Eamon Grennan’s natural world bears a significant similarity to the late, great Theodore Roethke’s. He is less boisterous (or even barbaric) than Roethke, but like Roethke, his attention to the natural world is a way of looking out in order to see inside. The subject may be as personal as romantic loss or disillusionment or nostalgia, but Grennan will find in the natural world the imagery to make such feelings palpable to a reader. He understands the human animal may be little different from the common wild or domesticated animal. It may be that all there is that separates human and animal is less love, for example, than it is the language that makes of love our most powerful abstraction, though Grennan, like Keats, admires and envies, even, the purity of emotion and expression in a bird’s singing. In a poem that deftly conflates two birds singing in a leafless ginkgo and a pair of lovers in a room so cold they could see their breath, Grennan notes that the lovers’ breath “at blood-heat/[frosts] the windowpane,/blinding its clear unlying eye.” It is the window looking out on the singing birds, not the lover’s eye, that does not or cannot lie. And the poem, which grieves nostalgically for such a moment when the lovers were warmed by their love alone, ends with the following line. It is perfectly ambiguous which pair–birds? lovers? both?–the operative pronoun, “they,” refers to, or whether the adjectives are literal and birdly, or figurative and human: “Such sharp songs they had, and clear green throats.”

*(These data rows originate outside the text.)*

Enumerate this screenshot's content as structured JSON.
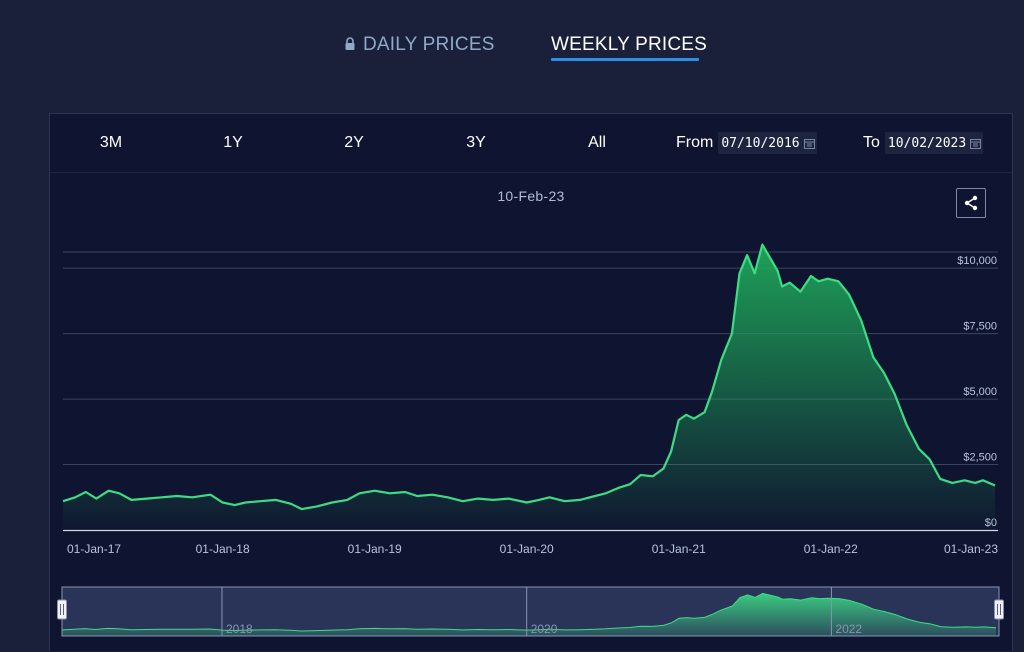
{
  "tabs": {
    "daily_label": "DAILY PRICES",
    "weekly_label": "WEEKLY PRICES",
    "daily_icon": "lock-icon"
  },
  "toolbar": {
    "ranges": [
      "3M",
      "1Y",
      "2Y",
      "3Y",
      "All"
    ],
    "from_label": "From",
    "from_value": "07/10/2016",
    "to_label": "To",
    "to_value": "10/02/2023",
    "calendar_icon": "calendar-icon"
  },
  "chart": {
    "date_label": "10-Feb-23",
    "share_icon": "share-icon"
  },
  "colors": {
    "line": "#3ddc84",
    "fill_top": "#1fa85a",
    "background": "#0f1530",
    "navigator": "#2a3458"
  },
  "chart_data": {
    "type": "area",
    "ylim": [
      0,
      11000
    ],
    "y_ticks": [
      {
        "value": 0,
        "label": "$0"
      },
      {
        "value": 2500,
        "label": "$2,500"
      },
      {
        "value": 5000,
        "label": "$5,000"
      },
      {
        "value": 7500,
        "label": "$7,500"
      },
      {
        "value": 10000,
        "label": "$10,000"
      }
    ],
    "x_range": [
      2016.95,
      2023.1
    ],
    "x_ticks": [
      {
        "value": 2017.0,
        "label": "01-Jan-17"
      },
      {
        "value": 2018.0,
        "label": "01-Jan-18"
      },
      {
        "value": 2019.0,
        "label": "01-Jan-19"
      },
      {
        "value": 2020.0,
        "label": "01-Jan-20"
      },
      {
        "value": 2021.0,
        "label": "01-Jan-21"
      },
      {
        "value": 2022.0,
        "label": "01-Jan-22"
      },
      {
        "value": 2023.0,
        "label": "01-Jan-23"
      }
    ],
    "navigator_ticks": [
      {
        "value": 2018.0,
        "label": "2018"
      },
      {
        "value": 2020.0,
        "label": "2020"
      },
      {
        "value": 2022.0,
        "label": "2022"
      }
    ],
    "points": [
      [
        2016.95,
        1100
      ],
      [
        2017.03,
        1250
      ],
      [
        2017.1,
        1450
      ],
      [
        2017.17,
        1200
      ],
      [
        2017.25,
        1500
      ],
      [
        2017.32,
        1400
      ],
      [
        2017.4,
        1150
      ],
      [
        2017.5,
        1200
      ],
      [
        2017.6,
        1250
      ],
      [
        2017.7,
        1300
      ],
      [
        2017.8,
        1250
      ],
      [
        2017.92,
        1350
      ],
      [
        2018.0,
        1050
      ],
      [
        2018.08,
        950
      ],
      [
        2018.15,
        1050
      ],
      [
        2018.25,
        1100
      ],
      [
        2018.35,
        1150
      ],
      [
        2018.45,
        1000
      ],
      [
        2018.52,
        800
      ],
      [
        2018.62,
        900
      ],
      [
        2018.72,
        1050
      ],
      [
        2018.82,
        1150
      ],
      [
        2018.9,
        1400
      ],
      [
        2019.0,
        1500
      ],
      [
        2019.1,
        1400
      ],
      [
        2019.2,
        1450
      ],
      [
        2019.28,
        1300
      ],
      [
        2019.38,
        1350
      ],
      [
        2019.48,
        1250
      ],
      [
        2019.58,
        1100
      ],
      [
        2019.68,
        1200
      ],
      [
        2019.78,
        1150
      ],
      [
        2019.88,
        1200
      ],
      [
        2020.0,
        1050
      ],
      [
        2020.08,
        1150
      ],
      [
        2020.15,
        1250
      ],
      [
        2020.25,
        1100
      ],
      [
        2020.35,
        1150
      ],
      [
        2020.45,
        1300
      ],
      [
        2020.52,
        1400
      ],
      [
        2020.6,
        1600
      ],
      [
        2020.68,
        1750
      ],
      [
        2020.75,
        2100
      ],
      [
        2020.83,
        2050
      ],
      [
        2020.9,
        2350
      ],
      [
        2020.95,
        3000
      ],
      [
        2021.0,
        4200
      ],
      [
        2021.05,
        4400
      ],
      [
        2021.1,
        4250
      ],
      [
        2021.17,
        4500
      ],
      [
        2021.22,
        5300
      ],
      [
        2021.28,
        6500
      ],
      [
        2021.35,
        7500
      ],
      [
        2021.4,
        9800
      ],
      [
        2021.45,
        10500
      ],
      [
        2021.5,
        9800
      ],
      [
        2021.55,
        10900
      ],
      [
        2021.6,
        10400
      ],
      [
        2021.65,
        9900
      ],
      [
        2021.68,
        9300
      ],
      [
        2021.73,
        9450
      ],
      [
        2021.8,
        9100
      ],
      [
        2021.87,
        9700
      ],
      [
        2021.92,
        9500
      ],
      [
        2021.98,
        9600
      ],
      [
        2022.05,
        9500
      ],
      [
        2022.12,
        9000
      ],
      [
        2022.2,
        8000
      ],
      [
        2022.28,
        6600
      ],
      [
        2022.35,
        6000
      ],
      [
        2022.42,
        5200
      ],
      [
        2022.5,
        4000
      ],
      [
        2022.58,
        3100
      ],
      [
        2022.65,
        2700
      ],
      [
        2022.72,
        1950
      ],
      [
        2022.8,
        1800
      ],
      [
        2022.88,
        1900
      ],
      [
        2022.95,
        1800
      ],
      [
        2023.0,
        1900
      ],
      [
        2023.08,
        1700
      ]
    ]
  }
}
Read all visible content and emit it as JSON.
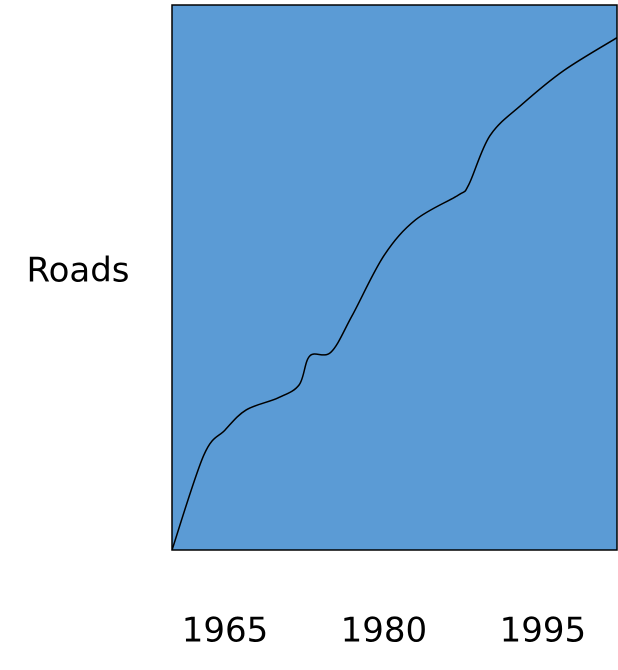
{
  "chart_data": {
    "type": "line",
    "y_label": "Roads",
    "x": [
      1960,
      1963,
      1965,
      1967,
      1970,
      1972,
      1973,
      1975,
      1977,
      1980,
      1983,
      1987,
      1988,
      1990,
      1993,
      1997,
      2002
    ],
    "values": [
      0,
      17.4,
      22,
      25.7,
      27.9,
      30.3,
      35.6,
      36.3,
      43,
      54,
      60.6,
      65.1,
      67,
      76,
      81.7,
      88,
      94
    ],
    "color": "#000000",
    "background": "#5b9bd5",
    "xlim": [
      1960,
      2002
    ],
    "xticks": [
      1965,
      1980,
      1995
    ],
    "ylim": [
      0,
      100
    ],
    "grid": false
  }
}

In 1963, I was 12 when “the British Invasion” accelerated to full speed, with the Beatles appearing on The Ed Sullivan Show. Forty years have passed, and my children find the Beatles charming and quaint, “kind of like Bach,” my daughter says. If there has been an “Irish Invasion” in American poetry, it has come at a much slower pace. An “infiltration” might be the better term, though I think I’d prefer something more like “a welcoming.” We are, however, clearly blessed with the presence (or regular presence) of a number of Irish poets of great distinction, from the titanic Seamus Heaney, through the dazzling and urbane Paul Muldoon, to the fierce and passionate Eavan Boland, among others. I would add to this list, as a simple matter of filling out a sort of “Fab Four” of Irish poets in the USA, the name Eamon Grennan. All four are decidedly different: Grennan does not so often employ Heaney’s references to Irish history, and compared with the delirious formal jazz of Muldoon, his poems are restrained. It might be the time Grennan has spent here–thirty years, according to the biographical note in this book–but I would suggest that Grennan is, in a way, the least demonstrably Irish of this quartet. It is not that his poems are less musical than we might expect of an Irish poet (nor of any other English-writing poet with an exemplary ear). They are often lavish with music (“buff-colored heifers up to their bellies in buttercups”). It’s not that he never speaks of Ireland; a number of the poems in this book take place at Renvyle, in the north, where he spends his summers. Nor is it that he speaks any more frequently than Muldoon, say, of this country. Finally, it is not that his poems seem any more “American,” whatever that might mean. Rather, it is that Grennan’s poems, in my opinion, possess a kind of pure and purifying statelessness. They are of the places in which he lives on this planet. They could be of almost anywhere on the planet–momentary, powerful, evocative and rewarding.

In Eamon Grennan’s poems, in his world, we enter a place where “itch begins to rhyme with ache.” These words are something we understand in English, but the concept, I believe, goes all around the world.